Die Crux an der Sache: Diese Pläne zur Stärkung der Binnenwirtschaft sind Teil des neuen Fünfjahrplans, und der wird innerhalb von, nun ja, fünf Jahren umgesetzt. Selbst Xi soll laut Medienberichten nicht glücklich gewesen sein. Als dann die Meldung über sinkende Exporte im Sommer die Runde machte, dürfte dem Politbüro in Beijing gedämmert haben, dass die Schmerzgrenze erreicht ist. Was folgte, war wohl die bisher konzentrierteste und am besten koordinierte Intervention des chinesischen Regierungsapparats. Die Pressekonferenz der PBOC am 24. September wurde gemeinsam mit dem Finanzstabilitätsbüro und der Wertpapierregulierungsbehörde abgehalten.

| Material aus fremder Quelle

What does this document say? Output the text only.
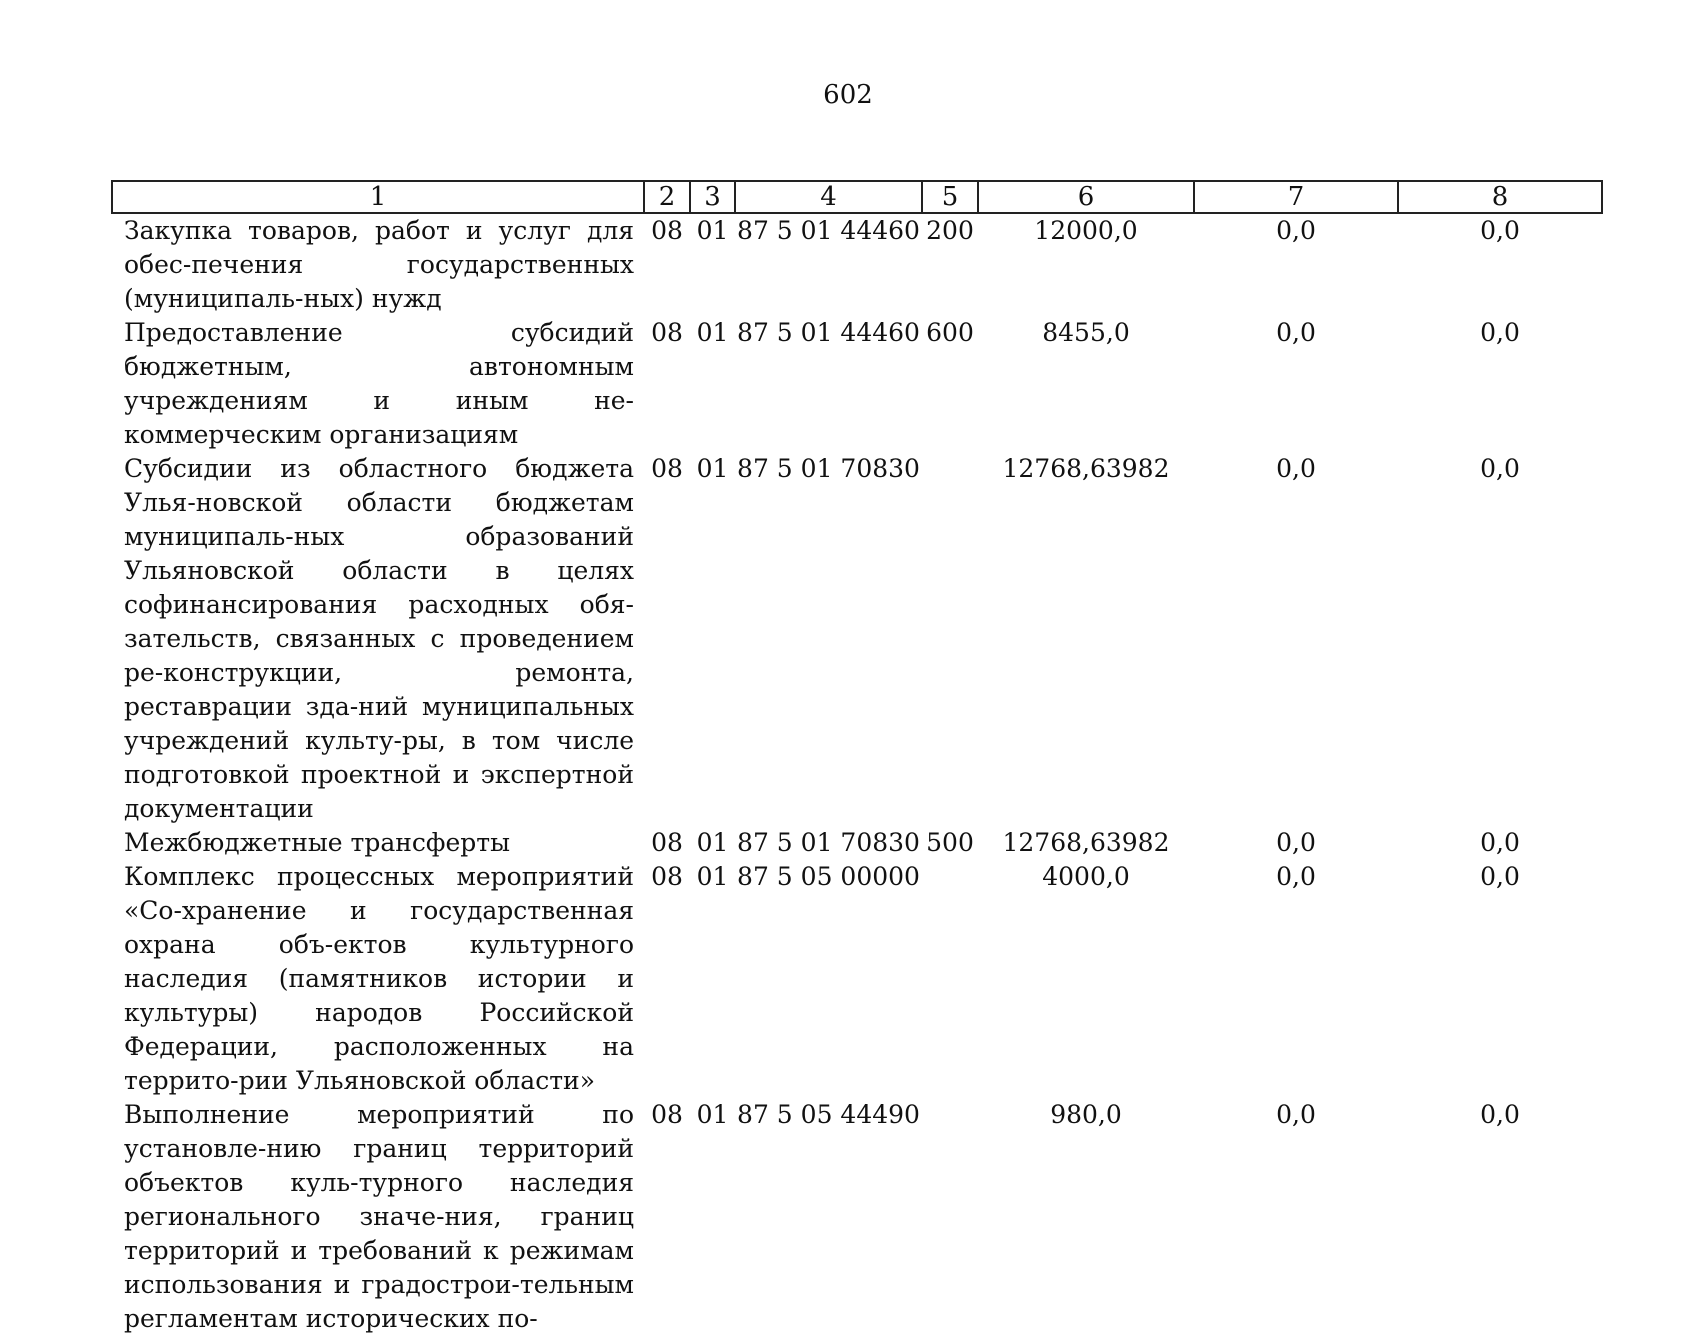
602
1	2	3	4	5	6	7	8
Закупка товаров, работ и услуг для обес-печения государственных (муниципаль-ных) нужд	08	01	87 5 01 44460	200	12000,0	0,0	0,0
Предоставление субсидий бюджетным, автономным учреждениям и иным не-коммерческим организациям	08	01	87 5 01 44460	600	8455,0	0,0	0,0
Субсидии из областного бюджета Улья-новской области бюджетам муниципаль-ных образований Ульяновской области в целях софинансирования расходных обя-зательств, связанных с проведением ре-конструкции, ремонта, реставрации зда-ний муниципальных учреждений культу-ры, в том числе подготовкой проектной и экспертной документации	08	01	87 5 01 70830		12768,63982	0,0	0,0
Межбюджетные трансферты	08	01	87 5 01 70830	500	12768,63982	0,0	0,0
Комплекс процессных мероприятий «Со-хранение и государственная охрана объ-ектов культурного наследия (памятников истории и культуры) народов Российской Федерации, расположенных на террито-рии Ульяновской области»	08	01	87 5 05 00000		4000,0	0,0	0,0
Выполнение мероприятий по установле-нию границ территорий объектов куль-турного наследия регионального значе-ния, границ территорий и требований к режимам использования и градострои-тельным регламентам исторических по-	08	01	87 5 05 44490		980,0	0,0	0,0
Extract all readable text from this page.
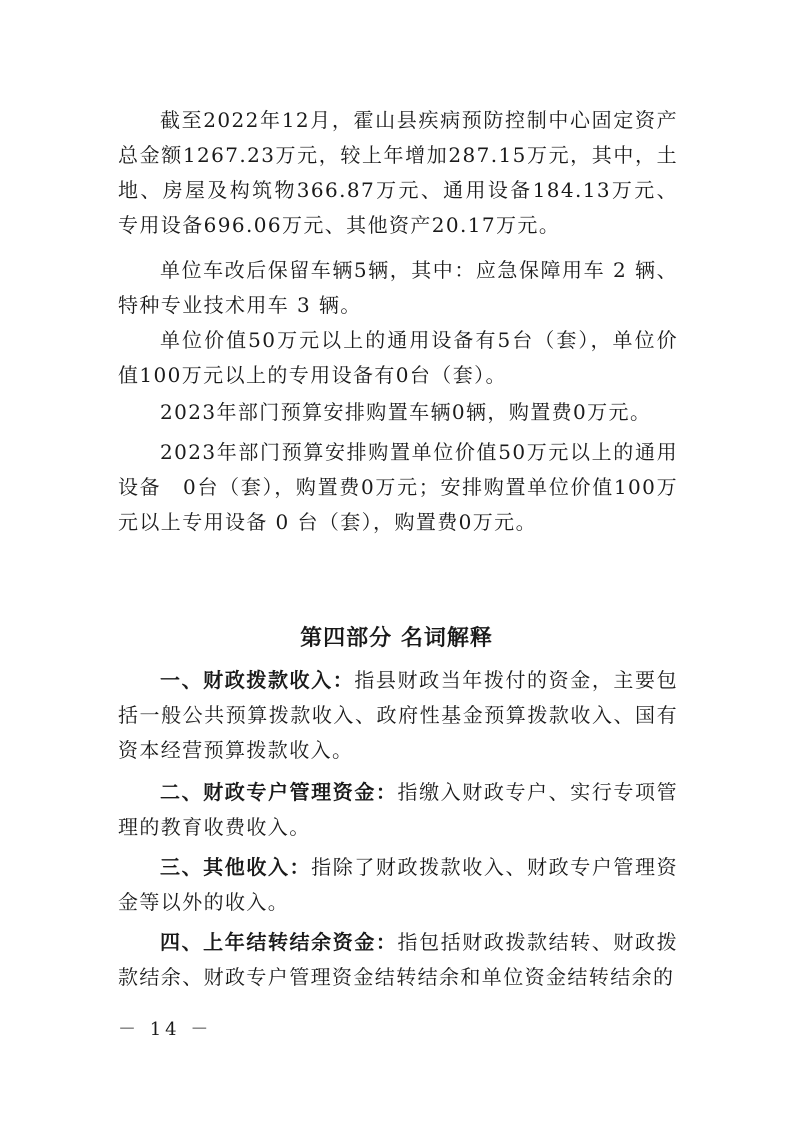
截至2022年12月，霍山县疾病预防控制中心固定资产总金额1267.23万元，较上年增加287.15万元，其中，土地、房屋及构筑物366.87万元、通用设备184.13万元、专用设备696.06万元、其他资产20.17万元。

单位车改后保留车辆5辆，其中：应急保障用车 2 辆、特种专业技术用车 3 辆。

单位价值50万元以上的通用设备有5台（套），单位价值100万元以上的专用设备有0台（套）。

2023年部门预算安排购置车辆0辆，购置费0万元。

2023年部门预算安排购置单位价值50万元以上的通用设备　0台（套），购置费0万元；安排购置单位价值100万元以上专用设备 0 台（套），购置费0万元。

第四部分 名词解释

一、财政拨款收入：指县财政当年拨付的资金，主要包括一般公共预算拨款收入、政府性基金预算拨款收入、国有资本经营预算拨款收入。

二、财政专户管理资金：指缴入财政专户、实行专项管理的教育收费收入。

三、其他收入：指除了财政拨款收入、财政专户管理资金等以外的收入。

四、上年结转结余资金：指包括财政拨款结转、财政拨款结余、财政专户管理资金结转结余和单位资金结转结余的

－ 14 －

Am 25. September verabschiedeten das Zentralkomitee und der Staatsrat in einer gemeinsamen Erklärung Maßnahmen zur Bekämpfung der Arbeitslosigkeit. Am 26. September traf sich das Politbüro zu einer außerplanmäßigen Sitzung und flankierte die Zentralbankbeschlüsse mit zahlreichen fiskalischen Ankündigungen. Gleich nach der “Golden Week” hielt die Nationale Reform- und Entwicklungskommission eine Pressekonferenz ab (deren Wirkung für China-Aktien allerdings eher kontraproduktiv war). Für diesen Samstag hat das Finanzministerium unter Führung von Finanzminister Lan Fo’an zu einer weiteren Pressekonferenz eingeladen.

Maßnahmen haben eine neue Qualität

Das Maßnahmenbündel, das Ende September verkündet wurde, geht weit über die inkrementellen Beschlüsse der Vergangenheit hinaus und umfasst Monetär- und Fiskalpolitik. Monetär hat die Zentralbank eine Kürzung der Mindestreserven um 50 Basispunkte angekündigt, was es den Banken ermöglicht, weniger Bargeld vorhalten zu müssen, das sie dann in die Kreditvergabe stecken können. Es wurde angedeutet, dass ein weiterer Schnitt um 25 bis 50 Basispunkte bis Ende des Jahres möglich sei.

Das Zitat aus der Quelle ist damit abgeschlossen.